28. November 2022
Wird der steuerliche Gewinn mittels Einnahmenüberschussrechnung ermittelt, wie insbesondere bei kleineren Gewerbetreibenden oder Freiberuflern, so erfolgt die Erfassung von Einnahmen und Ausgaben grds. bei Zufluss bzw. bei Abfluss. Zur Vermeidung von Zufallsergebnissen gibt es insoweit aber eine Sonderregelung: Regelmäßig wiederkehrenden Einnahmen, die kurze Zeit vor Beginn oder kurze Zeit nach Beendigung des Kalenderjahres (Kj.), zu dem sie wirtschaftlich gehören, zugeflossen sind, werden nicht im Jahr des Zuflusses, sondern in dem Jahr erfasst, zu dem sie wirtschaftlich gehören. Als „kurze Zeit“ ist ein Zeitraum von bis zu zehn Tagen anzusehen. Entsprechendes gilt für Ausgaben. Wird also bspw. die Miete für die Geschäftsräume für den Monat Januar 2023, die bis zum dritten Werktag im Januar 2023 zu zahlen ist, bereits am 30.12.2022 überwiesen, so wird diese Ausgabe nach der Sonderregelung steuerlich dem Jahr 2023 zugeordnet.
Die FinVerw und auch die überwiegende Ansicht im Schrifttum geht davon aus, dass diese Sonderregelung einschränkend nur für solche Einnahmen bzw. Ausgaben gilt, die kurze Zeit vor Beginn bzw. kurze Zeit nach Beendigung des Kalenderjahres der wirtschaftlichen Zugehörigkeit nicht nur gezahlt, sondern auch fällig geworden sind. Dieses Merkmal der Fälligkeit ist im Gesetz allerdings nicht genannt, daher war dies umstritten. Nun hat der BFH diese Frage geklärt. Im Urteilsfall leistete ein Gewerbetreibender, der den Gewinn mittels Einnahmenüberschussrechnung ermittelte, die Umsatzsteuervorauszahlungen für die Voranmeldungszeiträume Mai bis Juli 2017 erst am 9.1.2018, machte sie aber als Betriebsausgaben für das Streitjahr 2017 geltend.
Der BFH widersprach dieser Vorgehensweise nun mit Entscheidung vom 16.2.2022 (Az. X R 2/21).

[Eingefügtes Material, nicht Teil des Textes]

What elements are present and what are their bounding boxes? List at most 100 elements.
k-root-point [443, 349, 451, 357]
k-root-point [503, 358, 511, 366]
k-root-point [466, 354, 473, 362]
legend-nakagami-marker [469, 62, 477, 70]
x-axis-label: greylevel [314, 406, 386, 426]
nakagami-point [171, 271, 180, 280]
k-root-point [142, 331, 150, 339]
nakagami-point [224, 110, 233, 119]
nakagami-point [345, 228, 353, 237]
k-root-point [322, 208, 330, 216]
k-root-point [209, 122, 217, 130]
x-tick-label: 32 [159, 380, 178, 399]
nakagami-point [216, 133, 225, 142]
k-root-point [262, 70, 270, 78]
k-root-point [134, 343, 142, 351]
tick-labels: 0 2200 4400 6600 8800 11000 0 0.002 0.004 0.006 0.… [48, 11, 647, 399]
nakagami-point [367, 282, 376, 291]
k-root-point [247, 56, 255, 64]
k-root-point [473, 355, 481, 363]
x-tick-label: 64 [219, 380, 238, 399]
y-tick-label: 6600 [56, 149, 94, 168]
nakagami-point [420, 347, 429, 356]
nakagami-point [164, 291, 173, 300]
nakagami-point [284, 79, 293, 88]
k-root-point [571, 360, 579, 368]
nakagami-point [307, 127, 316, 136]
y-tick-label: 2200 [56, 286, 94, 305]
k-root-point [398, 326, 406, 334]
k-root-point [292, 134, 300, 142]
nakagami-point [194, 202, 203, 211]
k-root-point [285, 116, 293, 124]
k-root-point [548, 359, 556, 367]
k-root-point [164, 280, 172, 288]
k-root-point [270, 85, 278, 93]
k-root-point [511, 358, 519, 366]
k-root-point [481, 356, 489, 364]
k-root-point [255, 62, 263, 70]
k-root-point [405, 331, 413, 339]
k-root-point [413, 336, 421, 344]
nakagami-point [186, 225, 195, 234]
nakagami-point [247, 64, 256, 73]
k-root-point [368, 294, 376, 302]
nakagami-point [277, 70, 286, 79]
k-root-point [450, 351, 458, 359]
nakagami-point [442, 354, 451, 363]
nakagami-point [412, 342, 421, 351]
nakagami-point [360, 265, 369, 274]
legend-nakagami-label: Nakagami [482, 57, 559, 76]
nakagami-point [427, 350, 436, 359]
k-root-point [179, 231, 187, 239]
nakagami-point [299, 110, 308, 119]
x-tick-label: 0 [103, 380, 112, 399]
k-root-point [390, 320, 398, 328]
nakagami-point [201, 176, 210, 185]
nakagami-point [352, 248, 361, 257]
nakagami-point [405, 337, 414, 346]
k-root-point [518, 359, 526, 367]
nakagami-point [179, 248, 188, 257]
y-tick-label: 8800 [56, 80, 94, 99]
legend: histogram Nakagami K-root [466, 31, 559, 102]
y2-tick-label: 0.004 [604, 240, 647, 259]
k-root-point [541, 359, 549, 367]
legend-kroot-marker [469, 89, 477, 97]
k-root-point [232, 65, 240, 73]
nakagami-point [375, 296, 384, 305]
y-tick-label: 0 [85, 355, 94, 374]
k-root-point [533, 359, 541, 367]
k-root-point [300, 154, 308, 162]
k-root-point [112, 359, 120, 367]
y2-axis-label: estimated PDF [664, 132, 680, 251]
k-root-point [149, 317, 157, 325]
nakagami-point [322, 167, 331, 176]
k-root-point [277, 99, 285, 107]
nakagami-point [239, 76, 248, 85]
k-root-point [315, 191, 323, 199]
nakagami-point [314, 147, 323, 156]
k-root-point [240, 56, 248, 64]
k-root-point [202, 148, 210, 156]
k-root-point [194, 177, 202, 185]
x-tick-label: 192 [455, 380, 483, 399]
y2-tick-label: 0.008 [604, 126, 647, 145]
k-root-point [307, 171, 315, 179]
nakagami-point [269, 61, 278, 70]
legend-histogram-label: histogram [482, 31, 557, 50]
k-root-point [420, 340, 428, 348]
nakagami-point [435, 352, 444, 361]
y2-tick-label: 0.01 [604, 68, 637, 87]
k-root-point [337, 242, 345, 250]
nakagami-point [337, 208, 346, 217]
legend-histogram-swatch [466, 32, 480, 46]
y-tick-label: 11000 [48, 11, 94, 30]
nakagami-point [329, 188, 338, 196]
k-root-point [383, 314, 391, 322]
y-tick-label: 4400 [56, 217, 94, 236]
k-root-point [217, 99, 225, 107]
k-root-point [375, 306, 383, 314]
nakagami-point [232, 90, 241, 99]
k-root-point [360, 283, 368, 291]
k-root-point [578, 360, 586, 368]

Das Gericht stellt klar, dass die Sonderregelung des § 11 Abs. 2 Satz 2 EStG zum zeitlichen Ansatz regelmäßig wiederkehrende Einnahmen und Ausgaben voraussetzt, dass sie kurze Zeit vor Beginn bzw. kurze Zeit nach Beendigung des Kj. der wirtschaftlichen Zugehörigkeit nicht nur gezahlt, sondern auch fällig geworden sind. Zwar handelt es sich bei Umsatzsteuervorauszahlungen nach inzwischen ständiger Rechtsprechung im Hinblick auf deren gesetzlich festgelegte Wiederholung um regelmäßig wiederkehrende Ausgaben. Allerdings ist zu fordern, dass die in Rede stehende Ausgabe innerhalb des Zehn-Tages-Zeitraums vor Beginn bzw. nach Beendigung des Kj. der wirtschaftlichen Zugehörigkeit auch fällig geworden ist. Begründet hat der BFH dies damit, dass die in ihrem Anwendungsbereich eng zu begrenzende Vorschrift Zufallsergebnisse vermeiden wolle, die allerdings einträten, wenn jede zu irgendeinem beliebigen Zeitpunkt des Kj. fällige Ausgabe (bzw. Einnahme) auch dann noch diesem Kj. zugerechnet werde, wenn sie erst kurz nach Beginn des folgenden Kalenderjahres erbracht werde. Ein Verzicht auf die Fälligkeit würde auf eine Übertragung der für die Bilanzaufstellung geltenden Grundsätze auf die Einnahmenüberschussrechnung hinauslaufen und damit dessen Sinn und Zweck erheblich überschreiten.
Handlungsempfehlung: Die zeitlich richtige Zuordnung von Einnahmen bzw. Ausgaben kann verfahrensrechtlich insoweit von Bedeutung sein, wenn sich herausstellt, dass Ausgaben im „falschen“ Jahr geltend gemacht werden und ein Ansatz im anderen „richtigen“ Jahr nur dann möglich ist, wenn dieses verfahrensrechtlich noch änderbar ist. Insoweit sollte die Zuordnung von Einnahmen und Ausgaben um den Jahreswechsel herum sehr sorgfältig vorgenommen werden.